Cette semaine, plusieurs articles ont été publiés à l'effet que Québec n'allait pas reconduire les lettres d'entente avec les pharmaciens en établissement lorsque celles-ci viendront à échéance, le 31 mars prochain. Donc, la semaine de 40 heures (au lieu de 36) et les primes d'éloignement et d'enseignement tomberont. Cela se traduit par des coupes de salaires 20% pour la majorité des pharmaciens en centres urbains et de 45% pour les pharmaciens en région éloignée.

Le gouvernement est en train d'analyser l'effet réel de ces mesures afin de déterminer si, effectivement, elles doivent être reconduites. Dans son analyse, le gouvernement doit prendre en compte la réalité de chaque centre hospitalier afin de prendre la décision la plus éclairée. Car au-delà de notre salaire, il y a des soins cliniques donnés par des pharmaciens à l'enjeu. L'Ordre des pharmaciens du Québec, dont le mandat est de protéger la population, s'inquiète de l'impact de telles mesures et voici pourquoi.

Au CHUM, il y a l'équivalent de 60 pharmaciens à temps plein. Au 1er avril, si les mesures ne sont pas reconduites, nous devrons couper 225 heures de services cliniques aux patients par semaine (soit l'équivalent d'un peu plus de 6 postes à temps complet). Le problème, c'est que nous ne pouvons faire plus avec moins... et la question est: Où allons-nous couper?

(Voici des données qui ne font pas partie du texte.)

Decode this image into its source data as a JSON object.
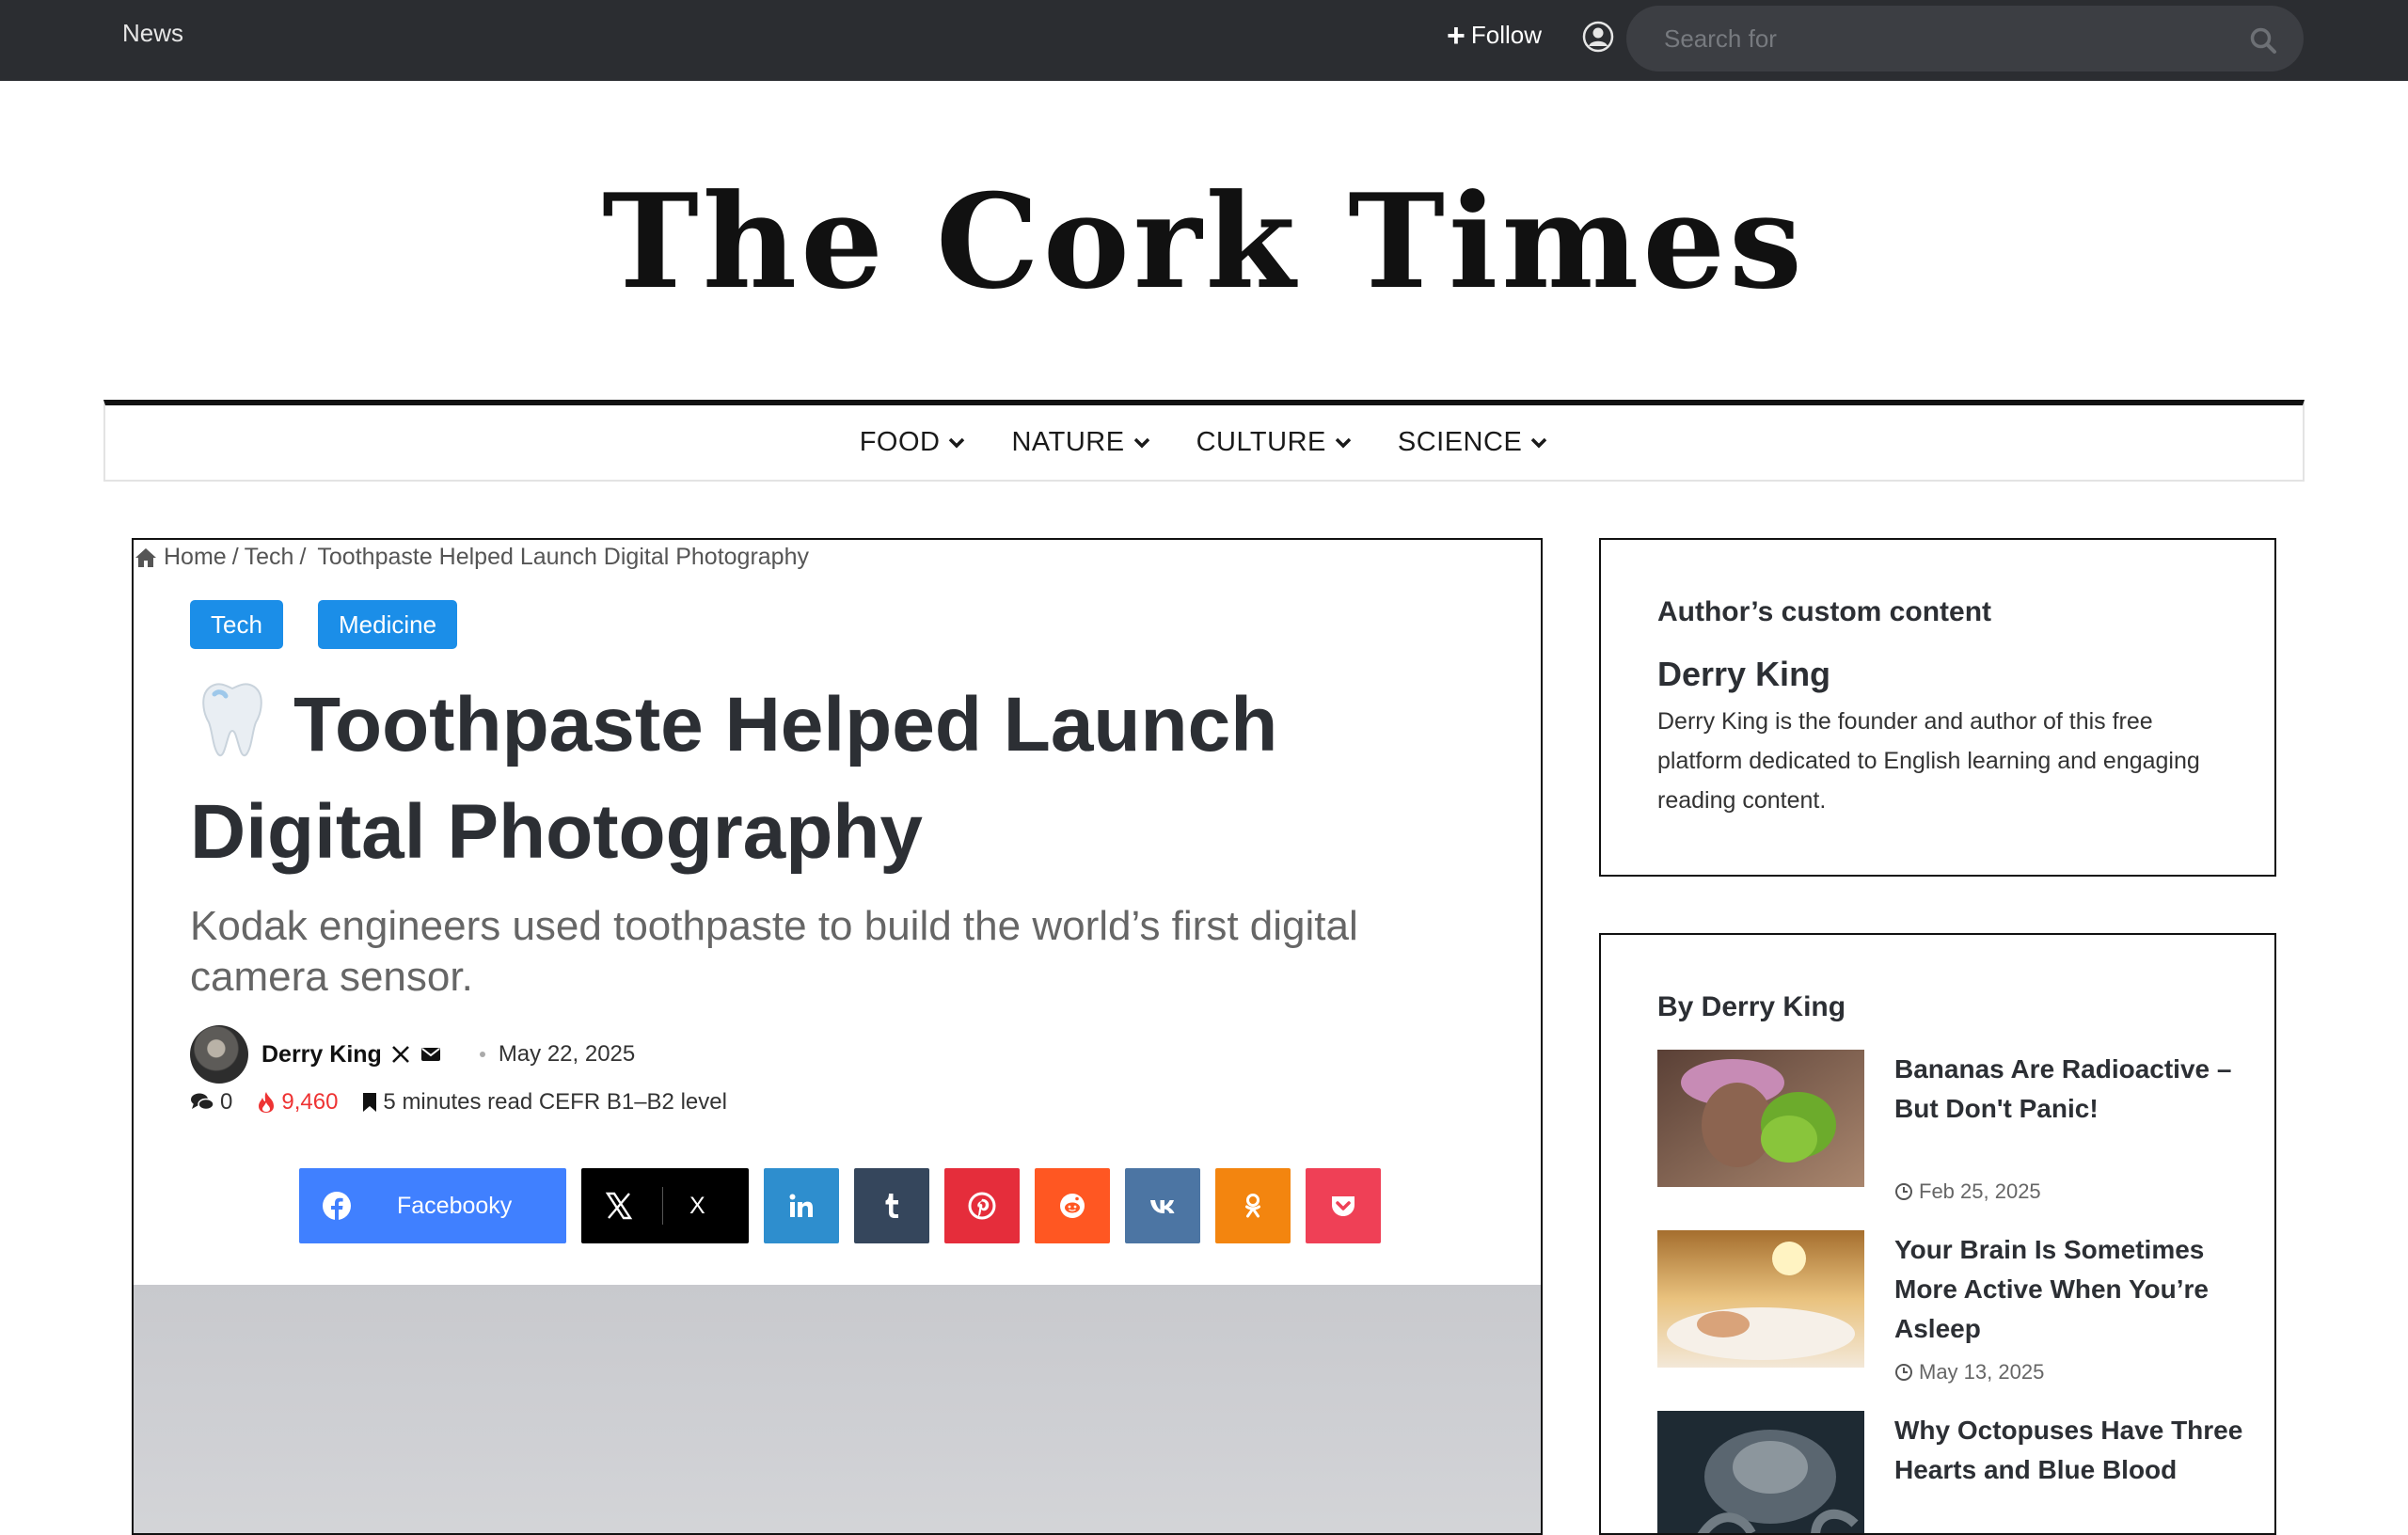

La solution la plus simple serait de demander à tous les pharmaciens d'offrir 45 minutes de services cliniques en moins dans chacun des secteurs. Cette solution amènerait son lot de problèmes. À la clinique externe d'oncologie de Notre-Dame, entre 80 et 90 patients par jour reçoivent leurs traitements de chimiothérapie contre le cancer. Nous sommes entre cinq et six pharmaciens chaque jour et avons déjà de la difficulté à compléter notre journée de travail. Plus souvent qu'autrement, il faut parfois rester 15 à 30 minutes supplémentaires, non rémunérées, afin de compléter notre travail.

Si nous devons travailler moins, il se pourrait que des traitements soient retardés, que les patients n'aient pas tous les conseils sur les effets indésirables de leur traitement ou qu'on limite les traitements à 70 patients par jour.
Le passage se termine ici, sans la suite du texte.